News from Notch Consulting, Inc.

December 17, 2020

Orion adds cogen unit at Qingdao

Filed under: Carbon Black — Notch @ 1:53 pm

Orion Engineered Carbons has completed a multi-year upgrade to its carbon black plant in Qingdao, China. The project included the installation of a state-of-the-art cogeneration unit, which recovers energy from the production process to generate electricity for use internally at the plant as well as up to 5,000 homes in the district. This is the second cogen unit Orion has started up recently, following another project completed in October at its Borger, Texas plant.

December 2, 2020

USTMA raises forecast for US tire shipments in 2020

Filed under: General, Tires — Notch @ 12:48 am

On December 1, the US Tire Manufacturers Association announced a significant revision to its forecast for US tire shipments. Even with the improved outlook, however, total shipments in 2020 are expected to fall 10.3% from 2019 levels.

The U.S. Tire Manufacturers Association (USTMA) projects U.S. tire shipments will total 298.3 million units by the end of 2020, compared to 332.7 million units in 2019. This forecast represents a significant improvement of nearly 19 million units from the 2020 volume USTMA forecasted in July, reflecting industry resilience in the face of unprecedented challenges posed by the COVID-19 pandemic.

Compared to 2019, Original Equipment (OE) shipments for passenger, light truck and truck tires are expected to decrease by 20.4%, 18.0% and 29.0% respectively, with a total reduction of 12.4 million units. Replacement passenger and light truck tire shipments are projected to decrease by 9.5% and 1.8% respectively, with truck tire replacement shipments showing a modest decline at 2.1%. The total unit reduction for replacement tires is projected to be 22.0 million units.

Mitsubishi invests in Monolith Materials for clean hydrogen production

Filed under: Carbon Black, General — Notch @ 12:39 am

Monolith Materials (Lincoln, Nebraska) has announced an investment from Mitsubishi Heavy Industries America to support its innovative commercial-scale, emissions-free hydrogen manufacturing technology. The announcement is the latest in a series of recent strategic investments made by MHI in support of achieving a decarbonized world.

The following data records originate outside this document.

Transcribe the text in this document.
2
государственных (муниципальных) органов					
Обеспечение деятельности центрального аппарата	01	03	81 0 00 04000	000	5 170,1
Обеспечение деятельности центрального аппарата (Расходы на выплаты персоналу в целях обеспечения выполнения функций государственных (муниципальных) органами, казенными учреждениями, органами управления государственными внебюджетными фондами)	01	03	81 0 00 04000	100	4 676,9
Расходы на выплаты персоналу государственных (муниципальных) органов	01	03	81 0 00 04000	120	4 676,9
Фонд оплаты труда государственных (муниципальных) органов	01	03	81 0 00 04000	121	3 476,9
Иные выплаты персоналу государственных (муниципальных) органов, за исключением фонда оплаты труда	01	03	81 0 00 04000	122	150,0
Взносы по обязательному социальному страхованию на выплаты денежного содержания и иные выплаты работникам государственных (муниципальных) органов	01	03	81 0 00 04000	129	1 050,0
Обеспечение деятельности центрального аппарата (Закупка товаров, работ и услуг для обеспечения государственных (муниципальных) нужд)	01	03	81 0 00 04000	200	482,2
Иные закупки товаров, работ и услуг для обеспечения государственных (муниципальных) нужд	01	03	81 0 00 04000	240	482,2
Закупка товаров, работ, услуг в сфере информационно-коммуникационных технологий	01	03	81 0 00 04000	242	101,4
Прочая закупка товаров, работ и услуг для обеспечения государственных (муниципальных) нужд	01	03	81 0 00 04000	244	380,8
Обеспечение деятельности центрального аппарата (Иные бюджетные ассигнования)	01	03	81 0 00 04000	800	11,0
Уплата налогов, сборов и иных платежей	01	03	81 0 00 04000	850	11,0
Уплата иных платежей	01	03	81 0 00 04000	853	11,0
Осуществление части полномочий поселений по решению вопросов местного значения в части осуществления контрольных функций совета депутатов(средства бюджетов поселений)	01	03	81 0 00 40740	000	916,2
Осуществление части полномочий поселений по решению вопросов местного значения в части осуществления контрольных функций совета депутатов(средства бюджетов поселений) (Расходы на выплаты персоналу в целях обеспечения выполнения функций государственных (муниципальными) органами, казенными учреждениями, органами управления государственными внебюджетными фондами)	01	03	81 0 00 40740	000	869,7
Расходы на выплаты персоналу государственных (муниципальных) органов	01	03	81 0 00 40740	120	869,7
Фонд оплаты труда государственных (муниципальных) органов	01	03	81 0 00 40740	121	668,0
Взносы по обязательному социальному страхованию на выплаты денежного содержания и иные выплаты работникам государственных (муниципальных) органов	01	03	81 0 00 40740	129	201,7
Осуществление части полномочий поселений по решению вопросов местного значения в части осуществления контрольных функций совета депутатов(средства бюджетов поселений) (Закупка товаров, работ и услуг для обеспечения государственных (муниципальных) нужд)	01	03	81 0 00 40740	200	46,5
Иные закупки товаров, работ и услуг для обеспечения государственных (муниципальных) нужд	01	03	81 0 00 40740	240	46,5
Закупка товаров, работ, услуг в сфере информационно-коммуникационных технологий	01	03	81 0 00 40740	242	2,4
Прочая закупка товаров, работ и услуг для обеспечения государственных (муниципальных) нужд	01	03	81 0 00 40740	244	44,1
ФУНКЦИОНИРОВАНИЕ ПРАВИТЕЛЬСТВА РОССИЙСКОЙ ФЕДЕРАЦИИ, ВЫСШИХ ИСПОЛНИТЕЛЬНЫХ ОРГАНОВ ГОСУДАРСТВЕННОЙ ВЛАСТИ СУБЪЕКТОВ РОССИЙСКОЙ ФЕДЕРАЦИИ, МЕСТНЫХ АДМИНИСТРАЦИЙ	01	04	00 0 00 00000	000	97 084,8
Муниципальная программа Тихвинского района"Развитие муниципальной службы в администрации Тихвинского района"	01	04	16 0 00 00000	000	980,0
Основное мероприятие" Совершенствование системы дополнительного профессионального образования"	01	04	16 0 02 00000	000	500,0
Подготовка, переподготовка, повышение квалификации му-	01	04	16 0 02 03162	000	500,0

Monolith Materials is the first U.S. manufacturer to produce a clean, industry-transforming hydrogen known as “turquoise hydrogen” on a commercial scale.

“Successfully scaling Monolith’s technology to serve a global marketplace will benefit from the kind of investment that we have from MHI,” said Rob Hanson, co-founder and CEO of Monolith Materials. “This relationship will be a model for evaluating future investment opportunities to make emissions-free hydrogen the standard around the world.”

Through an innovative and proprietary breakthrough in commercial-scale methane pyrolysis, Monolith is now manufacturing emissions-free, economically sustainable hydrogen using 100% renewable energy. Monolith’s hydrogen is classified as “turquoise hydrogen,” which meets the industry standard for the cleanest hydrogen available today.

Monolith Materials, which was founded in 2012, developed a process technology that converts natural gas into clean hydrogen and carbon black. The company is currently in the operating stage of Olive Creek 1 (OC1), its first commercial-scale emissions-free production facility designed to produce approximately 14,000 metric tons of carbon black annually along with clean hydrogen. In addition to producing carbon black and clean hydrogen, the company recently announced its plans to produce emissions-free ammonia at a second phase production facility known as Olive Creek 2 (OC2) in Hallam, Nebraska.

 

GM raising EV spending, predicts 40% of US lineup will be electric by 2025

Filed under: Auto, General — Notch @ 12:24 am

General Motors is increasing its financial commitment to electric vehicles and predicts that 40% of the company’s US entries will be battery electric vehicles by the end of 2025.

Chairman and CEO Mary Barra revealed that the company will offer 30 all-electric models globally by mid-decade. Forty percent of the company’s U.S. entries will be battery electric vehicles by the end of 2025. Barra also announced an increase in GM’s financial commitment to EVs and AVs today to $27 billion through 2025 – up from the $20 billion planned before the onset of the COVID-19 pandemic.

“Climate change is real, and we want to be part of the solution by putting everyone in an electric vehicle,” said Barra. “We are transitioning to an all-electric portfolio from a position of strength and we’re focused on growth. We can accelerate our EV plans because we are rapidly building a competitive advantage in batteries, software, vehicle integration, manufacturing and customer experience.”

GM said in the press release that it plans to launch 30 EVs around the world by 2025, and more than two-thirds will be available in North America. Cadillac, GMC, Chevrolet and Buick will all be represented. More than half of GM’s capital spending and product development team will be devoted to electric and electric-autonomous vehicle programs.